Star of Flanders
Stars of Flanders
The Tour of Flanders, considered a form of religious experience to the Flemish-speaking northern Belgians, their high mass of cycling, is so important to the Deceuninck-Quickstep team that they hold a televised media event to announce their rider selection. The team’s World Champion, Julian Alaphilippe, has been asking to ride the race ever since they plucked him away from the French Army team, the one that gave him an out from his humble beginnings, choosing him above all for his cyclocross experience, but for the past six years he’s received a firm “no” from team boss Patrick Levevere; they had Belgians aplenty for the race and the Frenchman was needed for the hilly races, the ones more suited to his build and background.
What a difference the Rainbow Jersey makes for a career. Alaphilippe’s sparkling outing at the Fléche Brabançonne, where he went head to head with Mathieu van der Poel on the steep and cobbled Flander’s type bergs (climbs) beating him for the win, was a confidence builder for both Alaphilippe and his team, and has put him into the status of an outsider for victory at today’s Ronde (van Vlaanderen or Flanders). We’ll all have to see what tactics they adopt, they’re all monsters of the pave on that team, but count on Dries Devenyns to be at the Frenchman’s side the entire day with Kaper Asgreen – who was second at the Ronde two years ago – and Zdenēk Štybar, the Czech cross-man, providing tactical counterpoints for the home team. Alaphilippe has won the Strade Bianche, the Flèche Wallonne, Milano-Sanremo and the World Championships, just to mention his major one-day successes. The power-based Ronde could prove to be beyond what his light build can produce, but watching his attempt will make this race that much more enjoyable for us all.
There aren’t many more flowers we can toss Wout van Aert’s way, the Belgian’s astounding performances these past two years have us all reaching for superlatives and he is accordingly the heavy favorite for today’s race. I do wonder about his ability to handle this stardom, however, and worry that he’s developing that dreaded malady, the one the Belgians term: “dik nek” (spelling perhaps off) or thick neck, what we call a swelled head. There was a moment in a post-Tour race where van Aert’s team was massing at the front and Aussie Michael Matthews, a Tour de France Green Jersey winner it needs to be pointed out, began to move into the line. Van Aert grabbed him by the jersey and threw him off to the side. He wouldn’t have done that to Alaphilippe, I can assure you, the Frenchman would have started a war on the spot and with big Tim Declercq in the house, it would have been over quickly. Van Aert’s petulant complaints about Mathieu van der Poel after the Dutchman’s marking of him at Gent-Wevelgem were unflattering to the Belgian, a situation that van der Poel handled with aplomb. Cycling is the most unfair sport in the world. The stronger you become, the more difficult it is to win as the peloton gathers, like jackals around a lion, combing forces to bring down a stronger prey. We saw this at the Tour when Alaphilippe couldn’t get anyone to work with him in the breakways: they didn’t because he was sure to beat them in the end, so better to neutralize him and let the race unfold in a more advantageous manner. Van Aert needs to realize that he’s the Godzilla of the peloton now, that no one wants to go head-to-head with him. He needs to race accordingly, complaining will get him nowhere.

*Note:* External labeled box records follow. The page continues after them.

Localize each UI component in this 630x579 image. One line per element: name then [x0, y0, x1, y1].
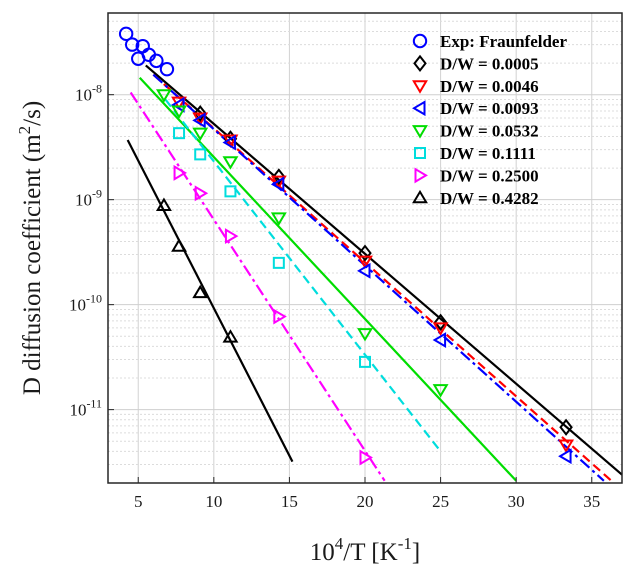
data-point-series-6 — [194, 185, 209, 202]
data-point-series-4 — [357, 328, 373, 342]
data-point-series-4 — [155, 89, 172, 103]
y-axis-label: D diffusion coefficient (m2/s) — [15, 101, 46, 395]
legend-marker-0 — [412, 33, 428, 49]
data-point-series-5 — [359, 355, 371, 368]
data-point-series-7 — [155, 197, 172, 211]
y-tick-label: 10-9 — [75, 187, 102, 210]
legend: Exp: Fraunfelder D/W = 0.0005 D/W = 0.0046… — [412, 32, 567, 208]
fit-line-7 — [126, 139, 294, 463]
data-point-series-0 — [149, 53, 164, 69]
fit-line-4 — [138, 76, 517, 482]
legend-label-5: D/W = 0.1111 — [440, 144, 536, 163]
legend-label-3: D/W = 0.0093 — [440, 99, 539, 118]
data-point-series-7 — [192, 284, 209, 299]
legend-marker-3 — [412, 100, 426, 117]
data-point-series-2 — [357, 255, 373, 270]
data-point-series-4 — [432, 384, 449, 398]
data-point-series-5 — [272, 256, 285, 269]
y-tick-label: 10-8 — [75, 82, 102, 105]
data-point-series-3 — [192, 112, 206, 129]
data-point-series-4 — [192, 127, 209, 142]
fit-line-6 — [129, 91, 386, 482]
data-point-series-5 — [194, 148, 207, 161]
data-point-series-5 — [173, 127, 186, 140]
legend-label-0: Exp: Fraunfelder — [440, 32, 567, 51]
legend-label-2: D/W = 0.0046 — [440, 77, 539, 96]
legend-marker-7 — [412, 189, 428, 204]
data-point-series-3 — [432, 332, 447, 349]
x-tick-label: 5 — [134, 492, 143, 511]
data-point-series-6 — [224, 228, 239, 245]
data-point-series-1 — [193, 105, 207, 123]
data-point-series-5 — [224, 185, 237, 198]
fit-line-1 — [145, 64, 623, 476]
data-point-series-4 — [171, 105, 188, 119]
legend-label-1: D/W = 0.0005 — [440, 54, 539, 73]
data-point-series-4 — [270, 212, 287, 226]
legend-label-7: D/W = 0.4282 — [440, 189, 539, 208]
data-point-series-1 — [358, 244, 372, 262]
data-point-series-3 — [357, 262, 371, 279]
legend-marker-5 — [414, 147, 426, 159]
y-tick-labels: 10-11 10-10 10-9 10-8 — [69, 82, 102, 420]
grid — [108, 13, 622, 484]
legend-marker-1 — [413, 54, 427, 73]
y-tick-label: 10-11 — [69, 397, 102, 420]
fit-line-5 — [164, 98, 442, 453]
data-point-series-2 — [432, 322, 449, 336]
data-point-series-3 — [270, 176, 285, 193]
y-tick-label: 10-10 — [69, 292, 102, 315]
data-point-series-1 — [559, 418, 573, 436]
x-tick-label: 25 — [432, 492, 449, 511]
data-point-series-1 — [272, 168, 286, 186]
data-points — [118, 26, 575, 466]
data-point-series-2 — [558, 439, 575, 453]
data-point-series-6 — [359, 449, 373, 466]
x-tick-label: 15 — [281, 492, 298, 511]
data-point-series-0 — [118, 26, 134, 42]
data-point-series-3 — [171, 96, 185, 113]
data-point-series-6 — [273, 308, 287, 325]
legend-marker-2 — [412, 80, 428, 94]
data-point-series-3 — [222, 134, 236, 151]
x-tick-labels: 5 10 15 20 25 30 35 — [134, 492, 600, 511]
x-tick-label: 20 — [357, 492, 374, 511]
x-tick-label: 35 — [583, 492, 600, 511]
data-point-series-4 — [222, 156, 239, 170]
data-point-series-0 — [124, 37, 140, 52]
legend-label-6: D/W = 0.2500 — [440, 166, 539, 185]
x-axis-label: 104/T [K-1] — [310, 534, 420, 566]
x-tick-label: 30 — [508, 492, 525, 511]
data-point-series-1 — [433, 313, 448, 331]
ticks — [108, 94, 593, 483]
data-point-series-0 — [159, 61, 175, 77]
data-point-series-7 — [222, 329, 239, 343]
data-point-series-7 — [171, 238, 188, 252]
legend-marker-4 — [412, 125, 428, 139]
data-point-series-6 — [173, 164, 188, 181]
x-tick-label: 10 — [205, 492, 222, 511]
legend-marker-6 — [414, 167, 428, 184]
data-point-series-3 — [558, 448, 572, 465]
legend-label-4: D/W = 0.0532 — [440, 122, 539, 141]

Wout van Aert has 38 career days of Grand Tour racing in his legs, Julian Alaphilippe over 100 and Mathieu van der Poel a grand total of zero. The Ronde van Vlaanderen is normally run in April, six months after the Vuelta and eight months after the Tour de France, putting everyone on a fairly equal basis. This special year, with the Tour only a bit more than a month behind us, the Tour riders still have that form in their legs, a form that we’ll really see once the Ronde begins to go over 200 kilometers which is when everything changes in a Classic.

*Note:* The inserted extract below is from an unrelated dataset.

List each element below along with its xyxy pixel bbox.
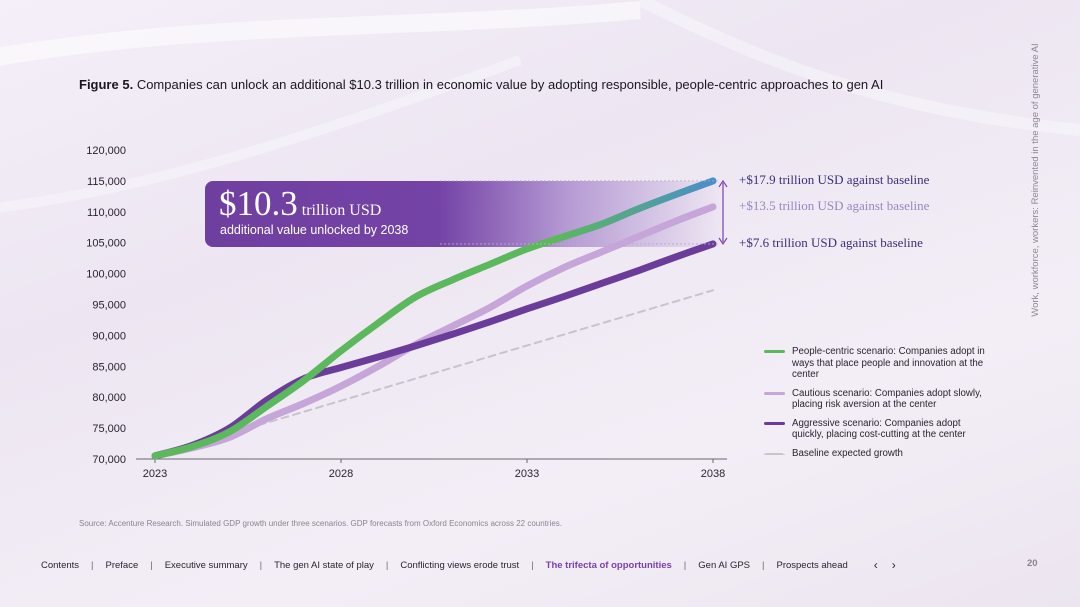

Van der Poel looked a bit light against Alaphilippe in the Fléche Brabançonne, a race of 200-kilometers and not 243 like today’s where the level of competition is much, much higher to boot. We’ll get a good idea of whether van der Poel’s choice of staying with his small Alpecin-Fenix team is the right one, a team that garners no invitations whatsoever to the Grand Tours – nor to their build-up events such as the Dauphiné – whether the accumulation of deep racing days by his competition will begin to leave him behind. Cycling fans watch the Giro, the Vuelta and Flanders: the world watches the Tour de France. 25-year of Mathieu van der Poel should be in it the Tour and he won’t be next year either which cheats both himself and cycling. The excitement of a three-week matchup between him and arch-rival van Aert would be riveting plus it would turn him into an even more powerful and versatile racer. Perhaps van der Poel likes life as it is, racing cross, mountain bikes and road races as he wishes. It certainly is an interesting and modern approach to the sport, the sort of versatility we should be developing here in the States. But he should consider the millions that Ineos is certainly putting on the table, consider becoming their Classic’s man, consider what racer he could become with a few Grand Tours in the legs. I believe he owes it to this sport that has given him and his family so much, and to his fans, a base that would expand exponentially with a start in the Tour de France.